One CDP is normally 1000 m2 in size and is surrounded by various community practices to illustrate the superiority of improved SAA’s technological packages over the traditional community practices. 4 CDPs are set up in each community to address key production constraining factors identified as a result of community consultation. The 4 CDPs are gender-balanced, 2 are led by women (Women Assisted Demos - WADs), and 2 others by men (Men Assisted Demos - MADs) as to address gender-specific problems/needs while achieving both food security and income generation through crop diversification. WADs are intended specifically for resource-poor women farmers who have been excluded in the past from direct involvement in crop demonstration. Furthermore, youth and people with special needs are streamlined across both WADs and MADs. About 15-20 farmers organized into a farming group are assigned a CDP.
CDP serves as the primary focal point for (i) community- and group-based agronomic training and technology evaluation, (ii) organizing community-based field visits for information and knowledge sharing among the hosting farming communities, (iii) and as a tool for introducing and disseminating technological innovations.
Many farmers who participate in the FLP training and field days will then experiment with the demonstrated new technology options on their own land and at their own expense before making a final decision to adopt and scale up production. We call these plots Technology Adoption Plots (TAPs). TAP farmers purchase the inputs, use whatever plot size they wish, and are free to select one of the several options that were demonstrated. Technical advice is provided as needed, and adoption process is closely monitored by SAA program staff in close collaboration with national partner extension service providers.

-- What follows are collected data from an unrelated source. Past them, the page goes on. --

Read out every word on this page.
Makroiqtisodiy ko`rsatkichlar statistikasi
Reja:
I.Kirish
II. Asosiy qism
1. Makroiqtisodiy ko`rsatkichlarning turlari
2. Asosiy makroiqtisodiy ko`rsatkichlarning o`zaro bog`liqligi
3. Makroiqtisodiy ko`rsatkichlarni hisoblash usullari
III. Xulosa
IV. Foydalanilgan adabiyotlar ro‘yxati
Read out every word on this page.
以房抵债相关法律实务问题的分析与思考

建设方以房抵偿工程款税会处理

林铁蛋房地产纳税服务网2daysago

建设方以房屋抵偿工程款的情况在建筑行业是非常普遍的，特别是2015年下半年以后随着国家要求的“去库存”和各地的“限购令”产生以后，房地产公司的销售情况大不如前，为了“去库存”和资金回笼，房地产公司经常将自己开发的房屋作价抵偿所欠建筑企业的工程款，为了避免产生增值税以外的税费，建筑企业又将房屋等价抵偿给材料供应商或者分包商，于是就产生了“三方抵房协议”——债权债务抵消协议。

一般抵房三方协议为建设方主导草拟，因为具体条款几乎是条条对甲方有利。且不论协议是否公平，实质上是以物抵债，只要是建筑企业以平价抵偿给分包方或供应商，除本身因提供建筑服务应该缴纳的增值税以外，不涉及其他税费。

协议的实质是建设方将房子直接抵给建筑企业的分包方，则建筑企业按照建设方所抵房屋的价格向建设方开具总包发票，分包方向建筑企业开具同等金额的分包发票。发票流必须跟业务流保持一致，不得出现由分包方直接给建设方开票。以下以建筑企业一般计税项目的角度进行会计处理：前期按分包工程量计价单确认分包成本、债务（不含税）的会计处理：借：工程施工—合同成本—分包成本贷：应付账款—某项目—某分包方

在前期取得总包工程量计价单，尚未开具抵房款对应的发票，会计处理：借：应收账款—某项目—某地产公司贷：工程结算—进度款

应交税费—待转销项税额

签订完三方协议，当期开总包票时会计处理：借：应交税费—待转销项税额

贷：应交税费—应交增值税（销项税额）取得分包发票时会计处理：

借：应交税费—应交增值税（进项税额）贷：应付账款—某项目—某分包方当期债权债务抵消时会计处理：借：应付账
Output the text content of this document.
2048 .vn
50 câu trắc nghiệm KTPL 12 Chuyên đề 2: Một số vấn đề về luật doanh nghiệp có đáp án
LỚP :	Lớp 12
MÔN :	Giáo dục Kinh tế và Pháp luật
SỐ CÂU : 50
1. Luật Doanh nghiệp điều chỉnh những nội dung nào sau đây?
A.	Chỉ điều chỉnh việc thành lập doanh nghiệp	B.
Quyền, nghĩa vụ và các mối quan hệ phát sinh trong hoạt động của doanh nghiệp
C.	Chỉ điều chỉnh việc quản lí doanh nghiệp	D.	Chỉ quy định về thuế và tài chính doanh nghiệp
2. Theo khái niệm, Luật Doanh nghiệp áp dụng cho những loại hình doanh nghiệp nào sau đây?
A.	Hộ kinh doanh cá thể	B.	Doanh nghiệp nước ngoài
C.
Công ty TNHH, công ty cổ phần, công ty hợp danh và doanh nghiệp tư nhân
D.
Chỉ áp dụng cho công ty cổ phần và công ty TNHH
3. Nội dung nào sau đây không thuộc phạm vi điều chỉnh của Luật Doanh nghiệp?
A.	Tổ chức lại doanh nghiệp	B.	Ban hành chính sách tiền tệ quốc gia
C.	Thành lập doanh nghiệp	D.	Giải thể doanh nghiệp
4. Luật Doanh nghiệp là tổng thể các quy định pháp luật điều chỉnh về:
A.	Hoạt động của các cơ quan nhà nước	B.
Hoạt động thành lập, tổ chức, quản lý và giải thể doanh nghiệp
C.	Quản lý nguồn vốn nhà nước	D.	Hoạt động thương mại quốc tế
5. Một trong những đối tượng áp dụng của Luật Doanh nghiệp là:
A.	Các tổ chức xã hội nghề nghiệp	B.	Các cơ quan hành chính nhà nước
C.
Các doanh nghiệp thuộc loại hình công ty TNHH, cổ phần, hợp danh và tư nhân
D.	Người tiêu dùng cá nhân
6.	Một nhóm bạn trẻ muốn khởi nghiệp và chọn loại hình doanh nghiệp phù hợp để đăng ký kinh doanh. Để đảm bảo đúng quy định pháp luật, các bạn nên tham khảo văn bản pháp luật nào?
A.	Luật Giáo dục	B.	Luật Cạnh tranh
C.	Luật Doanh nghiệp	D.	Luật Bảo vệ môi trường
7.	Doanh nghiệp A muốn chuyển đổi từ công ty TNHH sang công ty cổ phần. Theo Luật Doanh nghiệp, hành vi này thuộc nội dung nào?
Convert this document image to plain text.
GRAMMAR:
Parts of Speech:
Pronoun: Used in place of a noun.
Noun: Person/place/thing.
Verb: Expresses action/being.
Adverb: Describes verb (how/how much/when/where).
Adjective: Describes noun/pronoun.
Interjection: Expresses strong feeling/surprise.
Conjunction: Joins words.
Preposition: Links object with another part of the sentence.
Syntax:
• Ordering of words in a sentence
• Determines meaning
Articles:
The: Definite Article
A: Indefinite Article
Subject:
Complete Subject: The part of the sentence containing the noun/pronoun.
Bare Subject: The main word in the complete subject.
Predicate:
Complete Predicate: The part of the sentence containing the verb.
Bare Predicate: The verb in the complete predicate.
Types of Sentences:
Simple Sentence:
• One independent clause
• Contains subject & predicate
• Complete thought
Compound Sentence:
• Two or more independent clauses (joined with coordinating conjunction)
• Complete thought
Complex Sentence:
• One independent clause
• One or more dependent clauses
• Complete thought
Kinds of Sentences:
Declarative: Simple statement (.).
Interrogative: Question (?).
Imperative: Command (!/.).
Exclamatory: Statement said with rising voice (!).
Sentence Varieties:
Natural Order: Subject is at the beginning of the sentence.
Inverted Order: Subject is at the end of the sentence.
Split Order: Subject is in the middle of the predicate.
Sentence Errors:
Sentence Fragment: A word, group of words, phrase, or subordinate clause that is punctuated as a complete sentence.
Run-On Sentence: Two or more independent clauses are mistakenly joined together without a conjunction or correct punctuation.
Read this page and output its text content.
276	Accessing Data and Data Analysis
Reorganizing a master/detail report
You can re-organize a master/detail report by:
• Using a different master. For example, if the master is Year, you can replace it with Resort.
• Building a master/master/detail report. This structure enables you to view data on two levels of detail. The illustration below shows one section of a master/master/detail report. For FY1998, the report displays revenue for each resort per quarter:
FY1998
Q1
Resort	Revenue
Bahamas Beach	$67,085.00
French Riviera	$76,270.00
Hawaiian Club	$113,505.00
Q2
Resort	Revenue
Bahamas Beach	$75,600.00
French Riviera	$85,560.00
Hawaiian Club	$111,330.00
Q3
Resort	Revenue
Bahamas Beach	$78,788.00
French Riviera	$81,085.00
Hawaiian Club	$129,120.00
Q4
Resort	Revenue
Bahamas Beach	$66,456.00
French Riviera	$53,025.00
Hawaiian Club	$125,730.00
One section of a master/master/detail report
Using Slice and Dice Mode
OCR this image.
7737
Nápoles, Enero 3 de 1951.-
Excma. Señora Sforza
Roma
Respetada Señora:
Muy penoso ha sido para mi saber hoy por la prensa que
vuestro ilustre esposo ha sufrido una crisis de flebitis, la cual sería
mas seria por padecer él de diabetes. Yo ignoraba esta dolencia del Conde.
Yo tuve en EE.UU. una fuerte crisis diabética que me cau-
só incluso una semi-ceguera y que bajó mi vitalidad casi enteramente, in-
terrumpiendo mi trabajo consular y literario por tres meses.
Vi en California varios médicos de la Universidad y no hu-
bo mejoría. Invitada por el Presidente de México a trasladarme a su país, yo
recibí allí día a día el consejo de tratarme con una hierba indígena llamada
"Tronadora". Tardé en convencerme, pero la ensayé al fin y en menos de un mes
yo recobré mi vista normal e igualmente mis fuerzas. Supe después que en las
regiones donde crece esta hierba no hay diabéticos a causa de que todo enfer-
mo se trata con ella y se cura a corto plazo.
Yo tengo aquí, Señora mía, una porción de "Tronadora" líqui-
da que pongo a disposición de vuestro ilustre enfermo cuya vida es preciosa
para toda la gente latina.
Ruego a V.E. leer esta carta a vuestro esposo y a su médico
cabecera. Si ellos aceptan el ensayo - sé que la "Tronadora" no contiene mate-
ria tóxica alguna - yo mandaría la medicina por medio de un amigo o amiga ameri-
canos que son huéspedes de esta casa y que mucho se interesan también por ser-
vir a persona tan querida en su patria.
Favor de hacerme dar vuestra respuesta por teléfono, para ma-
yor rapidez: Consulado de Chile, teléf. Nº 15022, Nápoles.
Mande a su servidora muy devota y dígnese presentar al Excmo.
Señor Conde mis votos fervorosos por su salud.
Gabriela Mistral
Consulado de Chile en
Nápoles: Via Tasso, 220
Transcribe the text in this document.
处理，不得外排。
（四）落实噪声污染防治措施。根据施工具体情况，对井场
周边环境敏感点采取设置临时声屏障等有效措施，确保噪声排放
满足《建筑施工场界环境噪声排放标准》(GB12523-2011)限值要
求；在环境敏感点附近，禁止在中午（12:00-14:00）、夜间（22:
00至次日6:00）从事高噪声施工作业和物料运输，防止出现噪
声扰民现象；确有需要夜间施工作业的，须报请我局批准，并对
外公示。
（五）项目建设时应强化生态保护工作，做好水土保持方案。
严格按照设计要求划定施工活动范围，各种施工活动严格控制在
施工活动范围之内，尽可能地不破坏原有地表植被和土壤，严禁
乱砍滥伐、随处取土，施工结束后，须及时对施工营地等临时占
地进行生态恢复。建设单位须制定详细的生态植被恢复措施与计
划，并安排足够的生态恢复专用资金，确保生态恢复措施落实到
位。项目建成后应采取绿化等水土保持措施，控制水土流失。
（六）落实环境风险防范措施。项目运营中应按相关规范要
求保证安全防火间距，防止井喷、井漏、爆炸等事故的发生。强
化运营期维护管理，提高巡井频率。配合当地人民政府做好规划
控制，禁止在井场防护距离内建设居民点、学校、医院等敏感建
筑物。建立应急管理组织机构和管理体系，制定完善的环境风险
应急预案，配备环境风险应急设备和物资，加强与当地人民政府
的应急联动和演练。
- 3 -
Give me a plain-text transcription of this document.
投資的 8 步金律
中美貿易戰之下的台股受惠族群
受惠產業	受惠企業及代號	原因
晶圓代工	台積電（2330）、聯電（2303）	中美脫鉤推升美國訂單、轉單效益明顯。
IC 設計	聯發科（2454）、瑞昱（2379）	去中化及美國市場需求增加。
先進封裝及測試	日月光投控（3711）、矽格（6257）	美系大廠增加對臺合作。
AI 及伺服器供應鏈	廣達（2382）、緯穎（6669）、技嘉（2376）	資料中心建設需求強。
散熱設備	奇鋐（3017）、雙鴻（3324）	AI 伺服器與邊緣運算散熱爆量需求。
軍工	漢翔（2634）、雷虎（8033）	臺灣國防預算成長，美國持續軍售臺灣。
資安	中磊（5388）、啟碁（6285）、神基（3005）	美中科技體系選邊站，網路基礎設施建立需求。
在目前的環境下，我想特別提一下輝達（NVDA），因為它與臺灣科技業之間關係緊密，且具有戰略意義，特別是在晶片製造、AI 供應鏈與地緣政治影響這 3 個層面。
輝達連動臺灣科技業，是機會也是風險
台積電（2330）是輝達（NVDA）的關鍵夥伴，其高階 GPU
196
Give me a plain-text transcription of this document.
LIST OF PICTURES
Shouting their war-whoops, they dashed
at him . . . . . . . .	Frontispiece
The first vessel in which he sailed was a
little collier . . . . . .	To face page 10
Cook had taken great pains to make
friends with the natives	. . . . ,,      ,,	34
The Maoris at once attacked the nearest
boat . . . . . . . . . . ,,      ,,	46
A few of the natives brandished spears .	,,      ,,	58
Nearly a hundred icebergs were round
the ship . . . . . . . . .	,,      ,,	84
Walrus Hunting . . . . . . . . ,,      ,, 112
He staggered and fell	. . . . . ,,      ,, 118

Current speed and intensity of climate change and associated crop failures are undermining food security with ever-greater frequency, especially in parts of sub-Saharan Africa. Currently, SAA program is therefore streamlining climate change and related knowledge generation in its Farmer Learning Platforms through need-based demonstration of climate-smart technologies with primary focus on drought prone or affected areas. The climate smart technologies being demonstrated include among others seed priming, use of drought tolerant/early maturing varieties, soil and water conservation techniques, small-scale irrigation techniques (manual and small engine water lifting devices), and less carbon and nitrogen emitting technologies such as micro dosing (millet) and fertilizer deep placement (irrigated rice).